2. In which normal type is R? Why?
I only know that:
- a key is minimal when every attributes that appears in no functional
dependency is in every minimal keys - Every attributes that appears only on the left of the FD is in every
keys. - Every attributes that appears only on the right of the DF isn't in
any key.
Therefore we should have K1={NF,R,L,DA,HA} as the only minimal key.
What type of Normal Form is relation R?
I know that
- something is 1NF if forall attributes of R, there is an atomic
value
Therefore, it is at least 1NF,
-
something is 2NF iif:
- The scheme is at least 1NF
- Forall An attribute, not in any key, A doesn't depends to part of the key. that is to say not in any functional dependency.
-
A scheme of relation R is 3NF iif
- The scheme is 2NF
- Not exists a transitive functional dependency
But I don't know what to do from there… I don't even understand the two last definitions
Best Answer
The only candidate key of your relation is {D DA HA L NF} (perhaps with R you mean D?)

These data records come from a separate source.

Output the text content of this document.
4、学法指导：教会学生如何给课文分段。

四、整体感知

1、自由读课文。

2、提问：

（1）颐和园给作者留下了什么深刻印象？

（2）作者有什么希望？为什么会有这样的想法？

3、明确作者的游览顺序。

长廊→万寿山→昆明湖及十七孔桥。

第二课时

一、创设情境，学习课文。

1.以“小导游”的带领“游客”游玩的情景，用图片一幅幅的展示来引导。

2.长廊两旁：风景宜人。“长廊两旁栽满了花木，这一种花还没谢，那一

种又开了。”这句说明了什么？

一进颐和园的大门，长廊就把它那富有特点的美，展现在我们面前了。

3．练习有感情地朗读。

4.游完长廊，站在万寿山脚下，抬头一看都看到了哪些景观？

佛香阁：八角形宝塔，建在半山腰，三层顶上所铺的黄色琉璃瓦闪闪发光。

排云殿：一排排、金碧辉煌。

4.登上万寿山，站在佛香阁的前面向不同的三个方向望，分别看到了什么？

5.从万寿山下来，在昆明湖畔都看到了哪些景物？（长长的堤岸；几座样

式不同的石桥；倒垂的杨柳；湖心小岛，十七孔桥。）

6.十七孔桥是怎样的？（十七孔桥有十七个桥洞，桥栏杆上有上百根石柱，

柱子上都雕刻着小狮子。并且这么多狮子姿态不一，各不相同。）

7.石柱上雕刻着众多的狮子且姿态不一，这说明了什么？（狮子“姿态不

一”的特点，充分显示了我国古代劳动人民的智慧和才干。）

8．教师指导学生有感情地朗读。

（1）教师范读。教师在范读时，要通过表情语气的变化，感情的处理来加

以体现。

You can verify this by calculating the closure of those attributes, {D DA HA L NF}+, and seeing that it contains all the attributes, while, if you remove any one of them, the closure of the remaining set does not contains all the attributes (this is the definition of a candidate key).
The relation is only in first normal form, since the second normal form requires the absence of partial dependencies, that is of dependencies in which non-prime attributes (i.e. attributes not belonging to any key) depends only on part of a key. In this case only the last functional dependency is not partial.